During her time at Millfield, Rosie was a Senior Prefect and was an active anti-bullying ambassador. She also founded the MPM (Millfield Peer Mentor Scheme), lending a friendly ear to younger students.

Millfield’s director of music, Matthew Cook, added: “Rosie is an extremely talented singer-songwriter and an exceptionally gifted lyricist. Even when she was at school she was writing beautifully pertinent songs that expressed purpose, intent and meaning and it’s fair to say, she has always been very good at putting her thoughts and feelings, and the feelings of others into song.

"She was a really crucial part in our growth of contemporary music and we’re wonderfully happy to see that music has continued to be such an important part of her life after Millfield. We are very grateful that we could be part of that journey.”

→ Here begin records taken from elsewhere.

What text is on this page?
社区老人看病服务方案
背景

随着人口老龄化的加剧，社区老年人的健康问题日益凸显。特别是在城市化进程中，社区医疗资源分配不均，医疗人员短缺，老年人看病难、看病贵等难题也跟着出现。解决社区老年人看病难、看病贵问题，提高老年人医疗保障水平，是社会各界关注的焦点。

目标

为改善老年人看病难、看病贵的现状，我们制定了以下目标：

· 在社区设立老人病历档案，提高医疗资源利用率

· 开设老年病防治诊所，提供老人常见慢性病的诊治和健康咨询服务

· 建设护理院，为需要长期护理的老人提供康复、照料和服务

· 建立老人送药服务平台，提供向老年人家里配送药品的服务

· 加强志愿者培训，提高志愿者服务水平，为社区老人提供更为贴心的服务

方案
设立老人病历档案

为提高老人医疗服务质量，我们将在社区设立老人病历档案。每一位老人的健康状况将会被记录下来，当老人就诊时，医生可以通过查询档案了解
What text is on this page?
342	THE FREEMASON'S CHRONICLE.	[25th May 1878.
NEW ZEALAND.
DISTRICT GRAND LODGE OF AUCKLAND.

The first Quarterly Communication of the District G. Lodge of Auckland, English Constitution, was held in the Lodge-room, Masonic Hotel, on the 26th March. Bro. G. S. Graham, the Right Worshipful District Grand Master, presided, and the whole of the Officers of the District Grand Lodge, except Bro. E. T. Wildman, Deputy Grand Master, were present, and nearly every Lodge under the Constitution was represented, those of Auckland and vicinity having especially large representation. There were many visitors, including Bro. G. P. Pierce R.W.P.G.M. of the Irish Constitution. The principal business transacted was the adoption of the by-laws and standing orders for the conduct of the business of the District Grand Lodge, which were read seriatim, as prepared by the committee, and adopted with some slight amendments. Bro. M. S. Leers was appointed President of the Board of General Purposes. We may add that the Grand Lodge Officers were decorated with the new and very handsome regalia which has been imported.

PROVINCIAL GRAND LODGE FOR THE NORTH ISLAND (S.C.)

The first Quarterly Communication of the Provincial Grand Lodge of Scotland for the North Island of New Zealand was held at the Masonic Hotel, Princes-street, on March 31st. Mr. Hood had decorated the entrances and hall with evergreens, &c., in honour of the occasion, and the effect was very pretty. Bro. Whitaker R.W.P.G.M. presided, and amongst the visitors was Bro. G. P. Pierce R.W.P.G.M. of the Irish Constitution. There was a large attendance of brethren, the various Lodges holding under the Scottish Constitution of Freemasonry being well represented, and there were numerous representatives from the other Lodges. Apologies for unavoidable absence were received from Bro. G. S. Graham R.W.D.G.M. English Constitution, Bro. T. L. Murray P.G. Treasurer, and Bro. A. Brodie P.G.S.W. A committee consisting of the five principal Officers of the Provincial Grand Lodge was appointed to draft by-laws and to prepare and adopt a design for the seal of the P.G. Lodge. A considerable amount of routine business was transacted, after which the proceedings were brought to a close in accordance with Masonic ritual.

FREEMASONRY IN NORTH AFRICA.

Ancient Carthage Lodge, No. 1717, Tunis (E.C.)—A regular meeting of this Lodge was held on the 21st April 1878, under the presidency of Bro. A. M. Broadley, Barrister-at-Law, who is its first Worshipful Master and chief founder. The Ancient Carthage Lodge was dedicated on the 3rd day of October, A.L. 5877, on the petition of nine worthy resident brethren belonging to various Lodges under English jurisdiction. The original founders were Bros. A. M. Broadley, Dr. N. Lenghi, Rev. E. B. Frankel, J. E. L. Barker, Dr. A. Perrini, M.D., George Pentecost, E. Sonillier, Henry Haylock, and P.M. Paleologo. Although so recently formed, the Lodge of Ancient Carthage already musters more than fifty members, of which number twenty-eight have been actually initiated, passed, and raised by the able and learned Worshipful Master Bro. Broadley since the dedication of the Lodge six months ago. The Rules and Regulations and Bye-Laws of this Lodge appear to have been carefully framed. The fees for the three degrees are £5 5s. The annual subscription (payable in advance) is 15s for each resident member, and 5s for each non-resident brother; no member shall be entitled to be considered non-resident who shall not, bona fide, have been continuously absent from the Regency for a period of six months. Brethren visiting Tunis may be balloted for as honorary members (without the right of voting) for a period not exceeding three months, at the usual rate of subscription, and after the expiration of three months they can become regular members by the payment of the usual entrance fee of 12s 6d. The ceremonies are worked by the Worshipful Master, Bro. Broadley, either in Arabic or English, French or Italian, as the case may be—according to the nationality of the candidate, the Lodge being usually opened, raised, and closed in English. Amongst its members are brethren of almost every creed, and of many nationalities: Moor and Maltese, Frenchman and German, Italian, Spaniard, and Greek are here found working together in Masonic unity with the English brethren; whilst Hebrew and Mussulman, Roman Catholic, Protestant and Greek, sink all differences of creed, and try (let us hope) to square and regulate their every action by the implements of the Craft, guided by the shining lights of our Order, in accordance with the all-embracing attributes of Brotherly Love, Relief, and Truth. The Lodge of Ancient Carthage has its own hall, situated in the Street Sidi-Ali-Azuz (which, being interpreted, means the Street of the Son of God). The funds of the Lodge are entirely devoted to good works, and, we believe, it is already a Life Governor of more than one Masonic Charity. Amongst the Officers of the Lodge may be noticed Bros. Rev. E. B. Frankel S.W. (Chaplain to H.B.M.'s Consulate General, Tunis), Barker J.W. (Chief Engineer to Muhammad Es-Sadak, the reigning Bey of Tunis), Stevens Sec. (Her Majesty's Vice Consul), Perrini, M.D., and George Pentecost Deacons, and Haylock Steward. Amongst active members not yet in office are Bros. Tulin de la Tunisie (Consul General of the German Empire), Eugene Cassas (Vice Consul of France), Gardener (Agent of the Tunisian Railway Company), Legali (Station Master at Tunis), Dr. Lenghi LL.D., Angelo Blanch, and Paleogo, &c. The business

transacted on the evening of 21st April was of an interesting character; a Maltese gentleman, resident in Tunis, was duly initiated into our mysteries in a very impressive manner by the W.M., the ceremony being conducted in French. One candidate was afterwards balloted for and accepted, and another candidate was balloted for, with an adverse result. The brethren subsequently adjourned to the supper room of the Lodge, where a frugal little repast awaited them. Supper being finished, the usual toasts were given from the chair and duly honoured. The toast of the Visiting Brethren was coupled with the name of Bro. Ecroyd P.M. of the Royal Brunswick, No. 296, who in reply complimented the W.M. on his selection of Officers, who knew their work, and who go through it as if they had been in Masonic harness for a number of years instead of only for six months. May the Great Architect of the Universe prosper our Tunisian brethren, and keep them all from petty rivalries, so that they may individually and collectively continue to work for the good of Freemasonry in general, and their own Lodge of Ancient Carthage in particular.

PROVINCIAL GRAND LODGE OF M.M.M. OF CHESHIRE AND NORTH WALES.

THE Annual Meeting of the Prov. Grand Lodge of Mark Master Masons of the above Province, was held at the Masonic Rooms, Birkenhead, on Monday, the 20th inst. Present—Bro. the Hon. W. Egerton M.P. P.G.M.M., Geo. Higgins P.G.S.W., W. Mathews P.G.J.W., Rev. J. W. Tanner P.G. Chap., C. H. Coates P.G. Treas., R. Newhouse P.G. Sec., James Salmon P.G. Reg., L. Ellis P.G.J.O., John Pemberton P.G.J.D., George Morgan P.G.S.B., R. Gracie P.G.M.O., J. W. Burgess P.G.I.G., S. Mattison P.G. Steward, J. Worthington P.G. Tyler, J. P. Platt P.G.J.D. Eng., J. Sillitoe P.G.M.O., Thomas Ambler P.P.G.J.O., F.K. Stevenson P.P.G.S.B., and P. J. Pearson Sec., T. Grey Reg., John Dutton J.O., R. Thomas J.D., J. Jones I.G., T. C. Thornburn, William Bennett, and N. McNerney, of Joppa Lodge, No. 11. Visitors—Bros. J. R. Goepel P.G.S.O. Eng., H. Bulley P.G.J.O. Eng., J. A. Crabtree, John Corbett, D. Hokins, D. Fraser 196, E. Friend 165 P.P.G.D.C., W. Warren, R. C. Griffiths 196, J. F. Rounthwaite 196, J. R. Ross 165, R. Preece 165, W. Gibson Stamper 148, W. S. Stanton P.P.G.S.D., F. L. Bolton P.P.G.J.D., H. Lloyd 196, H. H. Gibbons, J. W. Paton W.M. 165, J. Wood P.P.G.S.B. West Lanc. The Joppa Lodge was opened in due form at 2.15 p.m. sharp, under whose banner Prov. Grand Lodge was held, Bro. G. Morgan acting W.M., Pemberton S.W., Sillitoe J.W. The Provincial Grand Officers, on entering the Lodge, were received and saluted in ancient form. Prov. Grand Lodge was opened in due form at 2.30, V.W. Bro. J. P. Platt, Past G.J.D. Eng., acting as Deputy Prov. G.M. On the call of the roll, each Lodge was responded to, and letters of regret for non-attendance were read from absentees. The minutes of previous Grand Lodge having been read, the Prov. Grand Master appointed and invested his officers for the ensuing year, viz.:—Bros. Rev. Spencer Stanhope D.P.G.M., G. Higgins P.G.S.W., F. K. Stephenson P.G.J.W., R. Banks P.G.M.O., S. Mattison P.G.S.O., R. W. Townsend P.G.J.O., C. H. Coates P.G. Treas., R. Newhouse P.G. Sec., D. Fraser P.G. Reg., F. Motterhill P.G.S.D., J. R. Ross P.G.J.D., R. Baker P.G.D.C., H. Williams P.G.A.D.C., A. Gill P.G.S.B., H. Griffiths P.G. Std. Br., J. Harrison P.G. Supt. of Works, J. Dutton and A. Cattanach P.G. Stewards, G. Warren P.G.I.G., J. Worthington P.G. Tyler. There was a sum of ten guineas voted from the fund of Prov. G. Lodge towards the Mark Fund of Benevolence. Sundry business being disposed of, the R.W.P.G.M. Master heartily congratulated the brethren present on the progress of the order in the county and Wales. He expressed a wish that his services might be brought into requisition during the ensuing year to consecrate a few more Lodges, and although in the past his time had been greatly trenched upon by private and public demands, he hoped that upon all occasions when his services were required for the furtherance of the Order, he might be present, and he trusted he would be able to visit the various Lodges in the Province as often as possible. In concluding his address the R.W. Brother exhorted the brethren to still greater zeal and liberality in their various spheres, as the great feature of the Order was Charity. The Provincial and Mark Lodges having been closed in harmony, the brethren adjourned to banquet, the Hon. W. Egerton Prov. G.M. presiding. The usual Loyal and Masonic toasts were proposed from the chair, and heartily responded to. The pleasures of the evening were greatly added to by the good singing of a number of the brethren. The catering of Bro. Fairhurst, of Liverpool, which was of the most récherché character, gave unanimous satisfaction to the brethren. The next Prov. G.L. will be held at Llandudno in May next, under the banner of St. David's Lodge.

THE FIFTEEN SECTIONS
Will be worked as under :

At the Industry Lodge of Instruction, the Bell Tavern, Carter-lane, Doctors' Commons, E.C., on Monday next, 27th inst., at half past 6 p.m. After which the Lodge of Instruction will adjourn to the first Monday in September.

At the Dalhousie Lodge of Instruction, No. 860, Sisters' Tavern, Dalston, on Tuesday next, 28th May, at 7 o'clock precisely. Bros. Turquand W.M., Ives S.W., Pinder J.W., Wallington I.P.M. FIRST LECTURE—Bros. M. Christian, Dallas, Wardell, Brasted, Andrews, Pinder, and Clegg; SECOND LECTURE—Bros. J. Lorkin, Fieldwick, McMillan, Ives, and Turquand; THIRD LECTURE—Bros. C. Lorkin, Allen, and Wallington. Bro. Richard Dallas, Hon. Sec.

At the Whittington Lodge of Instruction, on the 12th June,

Rosie attends Rose Bruford College, London, where she gained one of only 16 places to become an actor-musician. She aspires to have a career in comedy on-screen and would like to continue writing music for TV and film.

Alongside her single, Rosie has written her own musical, The Push, which references mental health issues in a sub-concious manner. The musical, which was script-written by Rosie, contains seven original tracks.

The production is currently at rehearsal stage and will be performed in London in July as part of Rose Bruford’s Symposium, a one week festival for students, staff, alumni, industry partners and associates.